As the research vessel cut through the glassy waters of Cape Cod Bay, a charcoal-coloured fluke thrust out of the cobalt chop.
Seconds later, a few metres away, another smaller fluke emerged. It had been a rare sign of good news for the beleaguered North Atlantic right whale, among the most endangered species on the planet. As their population has plummeted by 25% over the past decade, the scientists were thrilled to spot a thriving calf, one of just seven born in 2019.
Michael Moore, director of the Marine Mammal Center at the Woods Hole Oceanographic Institution, was staring through an enclosed viewfinder. He had to guide a drone to just the right spot over the whales, which in recent years have experienced a spike in deaths and a drop in births. He had the tricky task of flying through a fine mist showering from their blowholes, to collect vapour samples that would help his team test for bacteria to gauge the health of the whales. “The good news is the right whales are still out there doing their thing,” Moore told me on that cold spring morning aboard his boat. “They still have the potential to do what they have to do to survive as a species. We just have to let them do it.”

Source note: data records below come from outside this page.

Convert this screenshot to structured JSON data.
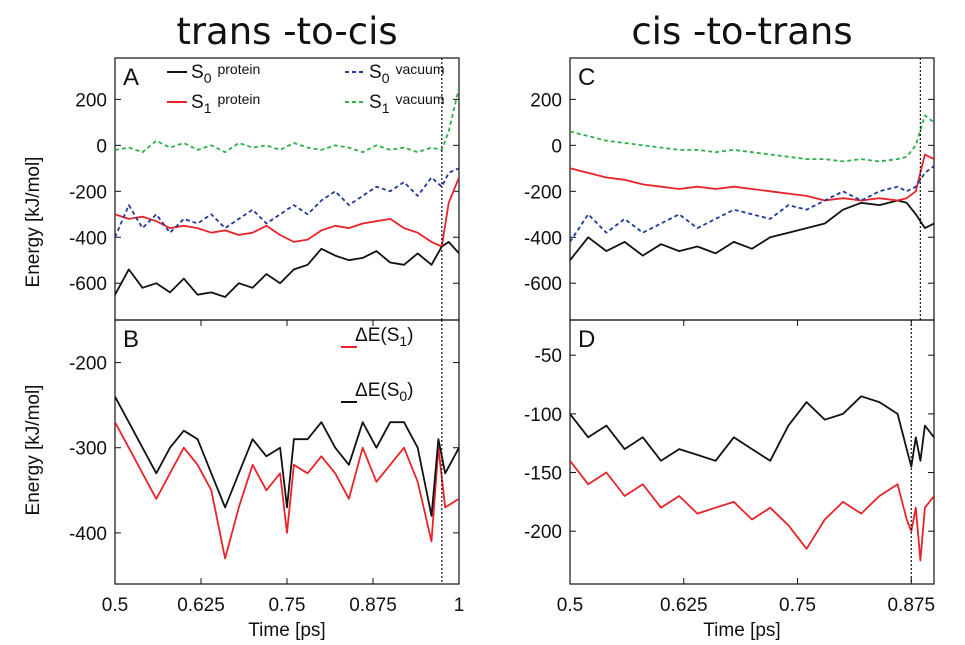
{
  "chart_data": [
    {
      "panel": "A",
      "type": "line",
      "column_title": "trans -to-cis",
      "ylabel": "Energy [kJ/mol]",
      "xlim": [
        0.5,
        1.0
      ],
      "ylim": [
        -760,
        380
      ],
      "yticks": [
        "200",
        "0",
        "-200",
        "-400",
        "-600"
      ],
      "yticks_values": [
        200,
        0,
        -200,
        -400,
        -600
      ],
      "grid": false,
      "legend_placement": "top",
      "vline_x": 0.975,
      "series": [
        {
          "name": "S0 protein",
          "label_main": "S",
          "label_sub": "0",
          "label_suffix": "protein",
          "color": "#111111",
          "dash": "solid",
          "x": [
            0.5,
            0.52,
            0.54,
            0.56,
            0.58,
            0.6,
            0.62,
            0.64,
            0.66,
            0.68,
            0.7,
            0.72,
            0.74,
            0.76,
            0.78,
            0.8,
            0.82,
            0.84,
            0.86,
            0.88,
            0.9,
            0.92,
            0.94,
            0.96,
            0.975,
            0.985,
            1.0
          ],
          "y": [
            -650,
            -540,
            -620,
            -600,
            -640,
            -580,
            -650,
            -640,
            -660,
            -600,
            -620,
            -560,
            -600,
            -540,
            -520,
            -450,
            -480,
            -500,
            -490,
            -460,
            -510,
            -520,
            -470,
            -520,
            -440,
            -420,
            -470
          ]
        },
        {
          "name": "S1 protein",
          "label_main": "S",
          "label_sub": "1",
          "label_suffix": "protein",
          "color": "#e8232a",
          "dash": "solid",
          "x": [
            0.5,
            0.52,
            0.54,
            0.56,
            0.58,
            0.6,
            0.62,
            0.64,
            0.66,
            0.68,
            0.7,
            0.72,
            0.74,
            0.76,
            0.78,
            0.8,
            0.82,
            0.84,
            0.86,
            0.88,
            0.9,
            0.92,
            0.94,
            0.96,
            0.975,
            0.985,
            1.0
          ],
          "y": [
            -300,
            -320,
            -310,
            -330,
            -360,
            -350,
            -360,
            -380,
            -370,
            -390,
            -380,
            -350,
            -390,
            -420,
            -410,
            -370,
            -350,
            -360,
            -340,
            -330,
            -320,
            -360,
            -380,
            -420,
            -440,
            -250,
            -140
          ]
        },
        {
          "name": "S0 vacuum",
          "label_main": "S",
          "label_sub": "0",
          "label_suffix": "vacuum",
          "color": "#1f3a9a",
          "dash": "4,3",
          "x": [
            0.5,
            0.52,
            0.54,
            0.56,
            0.58,
            0.6,
            0.62,
            0.64,
            0.66,
            0.68,
            0.7,
            0.72,
            0.74,
            0.76,
            0.78,
            0.8,
            0.82,
            0.84,
            0.86,
            0.88,
            0.9,
            0.92,
            0.94,
            0.96,
            0.975,
            0.985,
            1.0
          ],
          "y": [
            -400,
            -260,
            -360,
            -300,
            -380,
            -320,
            -340,
            -300,
            -360,
            -320,
            -280,
            -340,
            -300,
            -260,
            -300,
            -240,
            -200,
            -260,
            -220,
            -180,
            -200,
            -160,
            -220,
            -140,
            -180,
            -120,
            -100
          ]
        },
        {
          "name": "S1 vacuum",
          "label_main": "S",
          "label_sub": "1",
          "label_suffix": "vacuum",
          "color": "#2fb04a",
          "dash": "4,3",
          "x": [
            0.5,
            0.52,
            0.54,
            0.56,
            0.58,
            0.6,
            0.62,
            0.64,
            0.66,
            0.68,
            0.7,
            0.72,
            0.74,
            0.76,
            0.78,
            0.8,
            0.82,
            0.84,
            0.86,
            0.88,
            0.9,
            0.92,
            0.94,
            0.96,
            0.975,
            0.985,
            1.0
          ],
          "y": [
            -20,
            -10,
            -30,
            20,
            -10,
            10,
            -20,
            0,
            -30,
            10,
            -10,
            0,
            -20,
            10,
            -10,
            -20,
            0,
            -10,
            -30,
            0,
            -20,
            -10,
            -30,
            -10,
            -20,
            60,
            250
          ]
        }
      ]
    },
    {
      "panel": "B",
      "type": "line",
      "ylabel": "Energy [kJ/mol]",
      "xlabel": "Time [ps]",
      "xlim": [
        0.5,
        1.0
      ],
      "ylim": [
        -460,
        -150
      ],
      "xticks": [
        "0.5",
        "0.625",
        "0.75",
        "0.875",
        "1"
      ],
      "xticks_values": [
        0.5,
        0.625,
        0.75,
        0.875,
        1.0
      ],
      "yticks": [
        "-200",
        "-300",
        "-400"
      ],
      "yticks_values": [
        -200,
        -300,
        -400
      ],
      "grid": false,
      "legend_placement": "top-right",
      "vline_x": 0.975,
      "series": [
        {
          "name": "ΔE(S1)",
          "label_main": "ΔE(S",
          "label_sub": "1",
          "label_close": ")",
          "color": "#e8232a",
          "x": [
            0.5,
            0.52,
            0.54,
            0.56,
            0.58,
            0.6,
            0.62,
            0.64,
            0.66,
            0.68,
            0.7,
            0.72,
            0.74,
            0.75,
            0.76,
            0.78,
            0.8,
            0.82,
            0.84,
            0.86,
            0.88,
            0.9,
            0.92,
            0.94,
            0.96,
            0.97,
            0.98,
            1.0
          ],
          "y": [
            -270,
            -300,
            -330,
            -360,
            -330,
            -300,
            -320,
            -350,
            -430,
            -370,
            -320,
            -350,
            -330,
            -400,
            -320,
            -330,
            -310,
            -330,
            -360,
            -300,
            -340,
            -320,
            -300,
            -340,
            -410,
            -300,
            -370,
            -360
          ]
        },
        {
          "name": "ΔE(S0)",
          "label_main": "ΔE(S",
          "label_sub": "0",
          "label_close": ")",
          "color": "#111111",
          "x": [
            0.5,
            0.52,
            0.54,
            0.56,
            0.58,
            0.6,
            0.62,
            0.64,
            0.66,
            0.68,
            0.7,
            0.72,
            0.74,
            0.75,
            0.76,
            0.78,
            0.8,
            0.82,
            0.84,
            0.86,
            0.88,
            0.9,
            0.92,
            0.94,
            0.96,
            0.97,
            0.98,
            1.0
          ],
          "y": [
            -240,
            -270,
            -300,
            -330,
            -300,
            -280,
            -290,
            -330,
            -370,
            -330,
            -290,
            -310,
            -300,
            -370,
            -290,
            -290,
            -270,
            -300,
            -320,
            -270,
            -300,
            -270,
            -270,
            -300,
            -380,
            -290,
            -330,
            -300
          ]
        }
      ]
    },
    {
      "panel": "C",
      "type": "line",
      "column_title": "cis -to-trans",
      "xlim": [
        0.5,
        0.9
      ],
      "ylim": [
        -760,
        380
      ],
      "yticks": [
        "200",
        "0",
        "-200",
        "-400",
        "-600"
      ],
      "yticks_values": [
        200,
        0,
        -200,
        -400,
        -600
      ],
      "grid": false,
      "vline_x": 0.885,
      "series": [
        {
          "name": "S0 protein",
          "color": "#111111",
          "dash": "solid",
          "x": [
            0.5,
            0.52,
            0.54,
            0.56,
            0.58,
            0.6,
            0.62,
            0.64,
            0.66,
            0.68,
            0.7,
            0.72,
            0.74,
            0.76,
            0.78,
            0.8,
            0.82,
            0.84,
            0.86,
            0.87,
            0.88,
            0.89,
            0.9
          ],
          "y": [
            -500,
            -400,
            -460,
            -420,
            -480,
            -430,
            -460,
            -440,
            -470,
            -420,
            -450,
            -400,
            -380,
            -360,
            -340,
            -280,
            -250,
            -260,
            -240,
            -250,
            -300,
            -360,
            -340
          ]
        },
        {
          "name": "S1 protein",
          "color": "#e8232a",
          "dash": "solid",
          "x": [
            0.5,
            0.52,
            0.54,
            0.56,
            0.58,
            0.6,
            0.62,
            0.64,
            0.66,
            0.68,
            0.7,
            0.72,
            0.74,
            0.76,
            0.78,
            0.8,
            0.82,
            0.84,
            0.86,
            0.87,
            0.88,
            0.89,
            0.9
          ],
          "y": [
            -100,
            -120,
            -140,
            -150,
            -170,
            -180,
            -190,
            -180,
            -190,
            -180,
            -190,
            -200,
            -210,
            -220,
            -240,
            -230,
            -240,
            -230,
            -240,
            -230,
            -200,
            -40,
            -60
          ]
        },
        {
          "name": "S0 vacuum",
          "color": "#1f3a9a",
          "dash": "4,3",
          "x": [
            0.5,
            0.52,
            0.54,
            0.56,
            0.58,
            0.6,
            0.62,
            0.64,
            0.66,
            0.68,
            0.7,
            0.72,
            0.74,
            0.76,
            0.78,
            0.8,
            0.82,
            0.84,
            0.86,
            0.87,
            0.88,
            0.89,
            0.9
          ],
          "y": [
            -420,
            -300,
            -380,
            -320,
            -380,
            -340,
            -300,
            -360,
            -320,
            -280,
            -300,
            -320,
            -260,
            -280,
            -240,
            -200,
            -240,
            -200,
            -180,
            -200,
            -180,
            -120,
            -90
          ]
        },
        {
          "name": "S1 vacuum",
          "color": "#2fb04a",
          "dash": "4,3",
          "x": [
            0.5,
            0.52,
            0.54,
            0.56,
            0.58,
            0.6,
            0.62,
            0.64,
            0.66,
            0.68,
            0.7,
            0.72,
            0.74,
            0.76,
            0.78,
            0.8,
            0.82,
            0.84,
            0.86,
            0.87,
            0.88,
            0.89,
            0.9
          ],
          "y": [
            60,
            40,
            20,
            10,
            0,
            -10,
            -20,
            -20,
            -30,
            -20,
            -30,
            -40,
            -50,
            -60,
            -60,
            -70,
            -60,
            -70,
            -60,
            -50,
            0,
            130,
            100
          ]
        }
      ]
    },
    {
      "panel": "D",
      "type": "line",
      "xlabel": "Time [ps]",
      "xlim": [
        0.5,
        0.9
      ],
      "ylim": [
        -245,
        -20
      ],
      "xticks": [
        "0.5",
        "0.625",
        "0.75",
        "0.875"
      ],
      "xticks_values": [
        0.5,
        0.625,
        0.75,
        0.875
      ],
      "yticks": [
        "-50",
        "-100",
        "-150",
        "-200"
      ],
      "yticks_values": [
        -50,
        -100,
        -150,
        -200
      ],
      "grid": false,
      "vline_x": 0.875,
      "series": [
        {
          "name": "ΔE(S1)",
          "color": "#e8232a",
          "x": [
            0.5,
            0.52,
            0.54,
            0.56,
            0.58,
            0.6,
            0.62,
            0.64,
            0.66,
            0.68,
            0.7,
            0.72,
            0.74,
            0.76,
            0.78,
            0.8,
            0.82,
            0.84,
            0.86,
            0.87,
            0.875,
            0.88,
            0.885,
            0.89,
            0.9
          ],
          "y": [
            -140,
            -160,
            -150,
            -170,
            -160,
            -180,
            -170,
            -185,
            -180,
            -175,
            -190,
            -180,
            -195,
            -215,
            -190,
            -175,
            -185,
            -170,
            -160,
            -190,
            -200,
            -180,
            -225,
            -180,
            -170
          ]
        },
        {
          "name": "ΔE(S0)",
          "color": "#111111",
          "x": [
            0.5,
            0.52,
            0.54,
            0.56,
            0.58,
            0.6,
            0.62,
            0.64,
            0.66,
            0.68,
            0.7,
            0.72,
            0.74,
            0.76,
            0.78,
            0.8,
            0.82,
            0.84,
            0.86,
            0.87,
            0.875,
            0.88,
            0.885,
            0.89,
            0.9
          ],
          "y": [
            -100,
            -120,
            -110,
            -130,
            -120,
            -140,
            -130,
            -135,
            -140,
            -120,
            -130,
            -140,
            -110,
            -90,
            -105,
            -100,
            -85,
            -90,
            -100,
            -130,
            -145,
            -120,
            -140,
            -110,
            -120
          ]
        }
      ]
    }
  ]
}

It was my first shoot directing a new film I’d started working on that sought to chronicle the efforts to protect right whales from extinction; the impacts of those efforts on the lobster industry, the most valuable fishery in North America; and how the National Marine Fisheries Service in the United States has struggled to balance its conflicted mission of promoting commercial fisheries and protecting endangered species.
I had been writing about right whales for years as the environment reporter at The Boston Globe. But this was my first time seeing the iconic species, and we were greeted with an acrobatic spectacle, as scores of whales that were congregating in Cape Cod Bay to feed on a rice-sized form of plankton kept breaching the surface and belly flopping with a huge splash, sometimes a few metres from the boat.